Al Jazeera America is shuttering its online news operation as of today. For its swan song, the website has posted several farewell stories including a "valedictory note" headlined "Goodnight, and Good Luck" penned by senior executive digital producer Tony Karon.
After today, the Al Jazeera America website will no longer be updated although it will continue to exist as an archive of material produced during the past three years. Users will be redirected to the Al Jazeera English website for breaking news coverage and streaming video from the news org's English-language service, which predated the August 2013 launch of Al Jazeera America as a liner news channel. The TV channel will continue to operate through April 12.
"We tried in our brief tenure to uphold the fine tradition of an American journalism that comforts the afflicted and afflicts the comfortable," Karon wrote. "Tradition long predates AJAM and will hopefully long outlive it. But AJAM offered us a brief, inspirational taste of a world where talented journalists are unleashed to pursue the profession's best traditions without commercial pressure."
The Qatar-based news organization Al Jazeera made a bold foray into the U.S. cable TV market with Al Jazeera America after purchasing the assets of Al Gore's Current TV for an eye-popping $500 million in late 2012. Al Jazeera vowed to deliver serious and substantive journalism as counter-programming to the existing all-news cablers.
Journalists swooned as Al Jazeera execs promised that profits and ratings would be of little concern and that quality reporting and analysis would be the key metric for the business, backed by the deep pockets of the oil rich Middle Eastern state. Al Jazeera went on a hiring spree of more than 1,000 U.S.-based reporters in New York and in bureaus throughout the country.
Al Jazeera America collected two Peabody Awards after less than year on the air, among other honors.
But the journalism Shangri-la was short-lived. Al Jazeera America drew a minuscule audience and had trouble attracting advertisers. It struggled like most independent cable channels to gain carriage among MVPDs. And it battled what proved to be the insurmountable obstacle of the negative image of Al Jazeera that persists for many Americans following the 9/11 attacks and 2003 war in Iraq.

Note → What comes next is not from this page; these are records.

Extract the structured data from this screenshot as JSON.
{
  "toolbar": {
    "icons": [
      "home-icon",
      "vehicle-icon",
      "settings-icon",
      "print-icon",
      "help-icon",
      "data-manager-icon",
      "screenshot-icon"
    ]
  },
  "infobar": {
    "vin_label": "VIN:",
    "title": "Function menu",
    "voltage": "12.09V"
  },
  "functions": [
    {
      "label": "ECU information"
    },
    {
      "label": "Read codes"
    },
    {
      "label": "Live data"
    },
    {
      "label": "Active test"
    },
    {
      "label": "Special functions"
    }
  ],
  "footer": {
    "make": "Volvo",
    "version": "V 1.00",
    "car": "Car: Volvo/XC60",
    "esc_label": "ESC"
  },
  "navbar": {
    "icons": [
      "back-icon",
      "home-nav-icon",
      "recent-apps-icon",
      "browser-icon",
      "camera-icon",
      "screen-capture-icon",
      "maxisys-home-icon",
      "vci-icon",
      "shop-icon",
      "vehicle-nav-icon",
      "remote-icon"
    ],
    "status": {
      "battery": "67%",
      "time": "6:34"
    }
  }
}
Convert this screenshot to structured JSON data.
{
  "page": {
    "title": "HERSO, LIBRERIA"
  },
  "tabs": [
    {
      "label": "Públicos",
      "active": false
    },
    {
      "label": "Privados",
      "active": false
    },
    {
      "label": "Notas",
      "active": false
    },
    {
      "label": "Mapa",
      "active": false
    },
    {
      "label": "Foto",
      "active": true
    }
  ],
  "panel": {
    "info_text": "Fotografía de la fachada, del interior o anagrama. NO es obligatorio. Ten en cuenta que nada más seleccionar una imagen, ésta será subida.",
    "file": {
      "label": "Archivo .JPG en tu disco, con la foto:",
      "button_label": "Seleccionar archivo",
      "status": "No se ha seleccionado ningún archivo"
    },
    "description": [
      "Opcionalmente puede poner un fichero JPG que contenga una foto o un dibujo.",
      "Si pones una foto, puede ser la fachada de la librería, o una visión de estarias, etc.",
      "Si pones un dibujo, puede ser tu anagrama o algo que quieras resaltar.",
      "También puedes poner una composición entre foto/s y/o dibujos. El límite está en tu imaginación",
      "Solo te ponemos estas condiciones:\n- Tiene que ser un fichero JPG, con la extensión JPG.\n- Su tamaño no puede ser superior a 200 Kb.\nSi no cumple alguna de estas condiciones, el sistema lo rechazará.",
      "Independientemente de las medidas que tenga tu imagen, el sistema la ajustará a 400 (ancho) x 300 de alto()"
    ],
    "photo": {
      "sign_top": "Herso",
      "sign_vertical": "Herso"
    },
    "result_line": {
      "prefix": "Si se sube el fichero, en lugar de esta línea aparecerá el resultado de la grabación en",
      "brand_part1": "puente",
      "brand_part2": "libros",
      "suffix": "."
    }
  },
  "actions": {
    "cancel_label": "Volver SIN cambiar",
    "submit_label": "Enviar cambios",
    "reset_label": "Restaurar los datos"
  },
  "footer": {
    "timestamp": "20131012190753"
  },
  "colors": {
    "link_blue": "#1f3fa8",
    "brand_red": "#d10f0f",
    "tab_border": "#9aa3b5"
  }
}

Beyond those external battles, Al Jazeera faced internal management turmoil that led to the departure of some senior editorial staffers, discrimination lawsuits and allegations of pro-Arab bias among some top business executives. Al Jazeera hastily announced in January it was pulling the plug on the Al Jazeera America. That move coincided with the slide in world oil prices that has rattled some Arab states and global financial markets.
Al Jazeera America contributor David Cay Johnston, in a farewell opinion piece headlined "The way news should be done," praised the ethos that drove news gathering at AJAM. Johnston, a veteran investigative reporter, argued that Al Jazeera made a fatal mistake at the outset by overpaying for a linear TV channel rather than plowing resources into a streaming news operation.
Al Jazeera America "produced great journalism because it was never caught up in access journalism, in which what producers call the get matters more than the story. ... The problem with this approach is that to ensure future gets, the guests are typically asked softball questions and showered with flattery," Johnston wrote.
In the end, the effort was undone by the harsh business realities that the parent org had vowed to keep out of the Al Jazeera America newsroom. "Superb reporting, bolstered by a first-rate opinion section, found a following, just not one big enough to interest major advertisers."
Moreover, Johnston cited the "business mistake" of "paying Al Gore and his friend Joel Hyatt $500 million for Current TV and its cable system rights instead of streaming on the Internet for free."